Pakistan Ordusu, Kıbrıs Barış Harekatı sırasında Türk askerlerinin tedavisine yardımcı olması için Türkiye’ye bir sağlık ekibi gönderdi. Bu ekip tarafından Mersin’in Tarsus ilçesinde kurulan Sahra Hastanesi yüzlerce Türk askerinin tedavisini gerçekleştirdi. Yine harekattan sonraki süreçte Rum teröründen kurtulan Kıbrıslı Türklerin Türkiye himayesinde kurdukları Kuzey Kıbrıs Türk Cumhuriyeti Batı baskısıyla resmi olarak görmezden gelinirken bağımsızlık ilanından sonra Pakistan KKTC’yi tanıdığını ilan etti.
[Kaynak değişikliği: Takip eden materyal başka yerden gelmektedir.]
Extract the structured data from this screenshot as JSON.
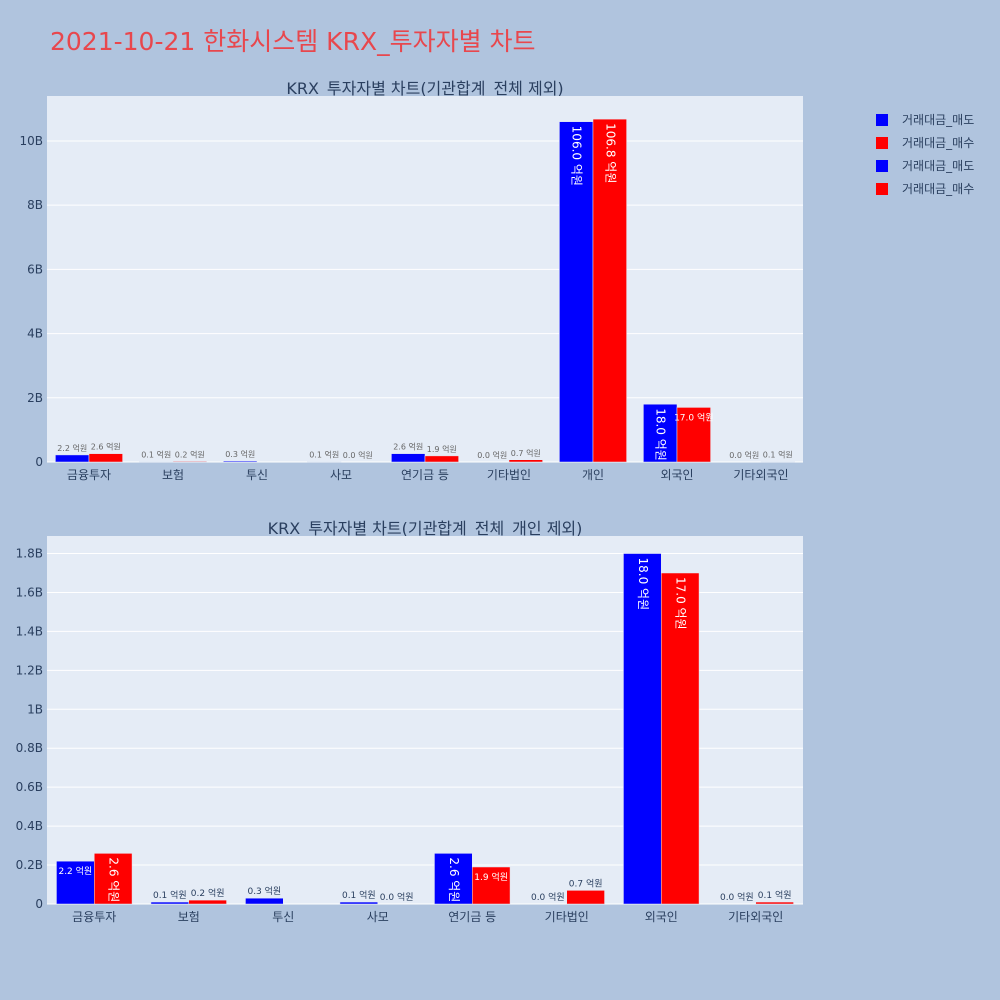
{
  "page": {
    "title": "2021-10-21 한화시스템 KRX_투자자별 차트"
  },
  "colors": {
    "sell": "#0000ff",
    "buy": "#ff0000"
  },
  "legend": [
    {
      "label": "거래대금_매도",
      "color": "#0000ff"
    },
    {
      "label": "거래대금_매수",
      "color": "#ff0000"
    },
    {
      "label": "거래대금_매도",
      "color": "#0000ff"
    },
    {
      "label": "거래대금_매수",
      "color": "#ff0000"
    }
  ],
  "chart_data": [
    {
      "type": "bar",
      "title": "KRX_투자자별 차트(기관합계_전체 제외)",
      "categories": [
        "금융투자",
        "보험",
        "투신",
        "사모",
        "연기금 등",
        "기타법인",
        "개인",
        "외국인",
        "기타외국인"
      ],
      "series": [
        {
          "name": "거래대금_매도",
          "color": "#0000ff",
          "values": [
            0.22,
            0.01,
            0.03,
            0.01,
            0.26,
            0.0,
            10.6,
            1.8,
            0.0
          ],
          "labels": [
            "2.2 억원",
            "0.1 억원",
            "0.3 억원",
            "0.1 억원",
            "2.6 억원",
            "0.0 억원",
            "106.0 억원",
            "18.0 억원",
            "0.0 억원"
          ]
        },
        {
          "name": "거래대금_매수",
          "color": "#ff0000",
          "values": [
            0.26,
            0.02,
            null,
            0.0,
            0.19,
            0.07,
            10.68,
            1.7,
            0.01
          ],
          "labels": [
            "2.6 억원",
            "0.2 억원",
            null,
            "0.0 억원",
            "1.9 억원",
            "0.7 억원",
            "106.8 억원",
            "17.0 억원",
            "0.1 억원"
          ]
        }
      ],
      "yticks": [
        0,
        2,
        4,
        6,
        8,
        10
      ],
      "ytick_labels": [
        "0",
        "2B",
        "4B",
        "6B",
        "8B",
        "10B"
      ],
      "ylim": [
        0,
        11.4
      ],
      "grid": true
    },
    {
      "type": "bar",
      "title": "KRX_투자자별 차트(기관합계_전체_개인 제외)",
      "categories": [
        "금융투자",
        "보험",
        "투신",
        "사모",
        "연기금 등",
        "기타법인",
        "외국인",
        "기타외국인"
      ],
      "series": [
        {
          "name": "거래대금_매도",
          "color": "#0000ff",
          "values": [
            0.22,
            0.01,
            0.03,
            0.01,
            0.26,
            0.0,
            1.8,
            0.0
          ],
          "labels": [
            "2.2 억원",
            "0.1 억원",
            "0.3 억원",
            "0.1 억원",
            "2.6 억원",
            "0.0 억원",
            "18.0 억원",
            "0.0 억원"
          ]
        },
        {
          "name": "거래대금_매수",
          "color": "#ff0000",
          "values": [
            0.26,
            0.02,
            null,
            0.0,
            0.19,
            0.07,
            1.7,
            0.01
          ],
          "labels": [
            "2.6 억원",
            "0.2 억원",
            null,
            "0.0 억원",
            "1.9 억원",
            "0.7 억원",
            "17.0 억원",
            "0.1 억원"
          ]
        }
      ],
      "yticks": [
        0,
        0.2,
        0.4,
        0.6,
        0.8,
        1.0,
        1.2,
        1.4,
        1.6,
        1.8
      ],
      "ytick_labels": [
        "0",
        "0.2B",
        "0.4B",
        "0.6B",
        "0.8B",
        "1B",
        "1.2B",
        "1.4B",
        "1.6B",
        "1.8B"
      ],
      "ylim": [
        0,
        1.89
      ],
      "grid": true
    }
  ]
}
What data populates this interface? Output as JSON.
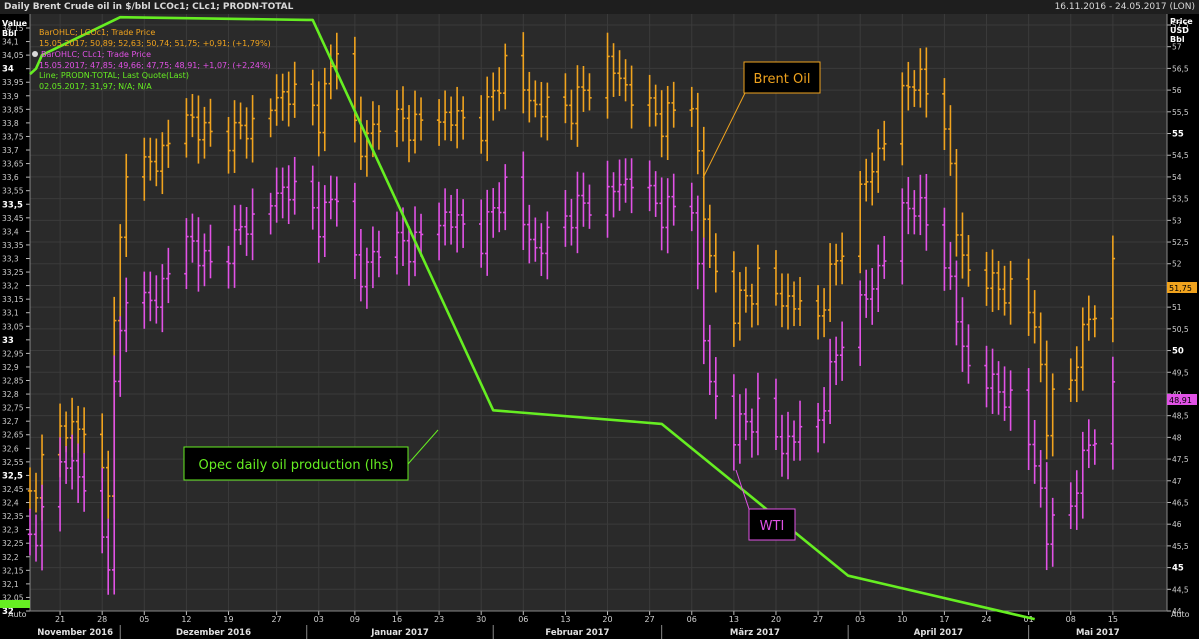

Pakistan Türkiye’ye karşı bu olumlu tavrını tarihsel süreçte hiç bozmadı. Bunun en son örneğini Türkiye’nin 2016 yılından bu yana Suriye’nin kuzeyine terörle mücadele için gerçekleştirdiği Fırat Kalkanı, Zeytindalı ve Barış Pınarı harekatlarına da resmi olarak destek vererek bir kez daha gösterdi. Kısacası yazının başında da ifade edildiği gibi Türkiye ve Pakistan’ın ezeli kardeşliği uzmanların soğuk siyasal bilimler formüllerine sığmayacak bir gönül bağından gelmekte. Türkiye ve Pakistan dostluğu, menfaati değil muhabbeti esas alan, birbirlerinin acısını acı, sevincini sevinci, başarısını da kendi başarısı olarak gören sosyal bir mucize örneği olarak karşımızda durmaktadır.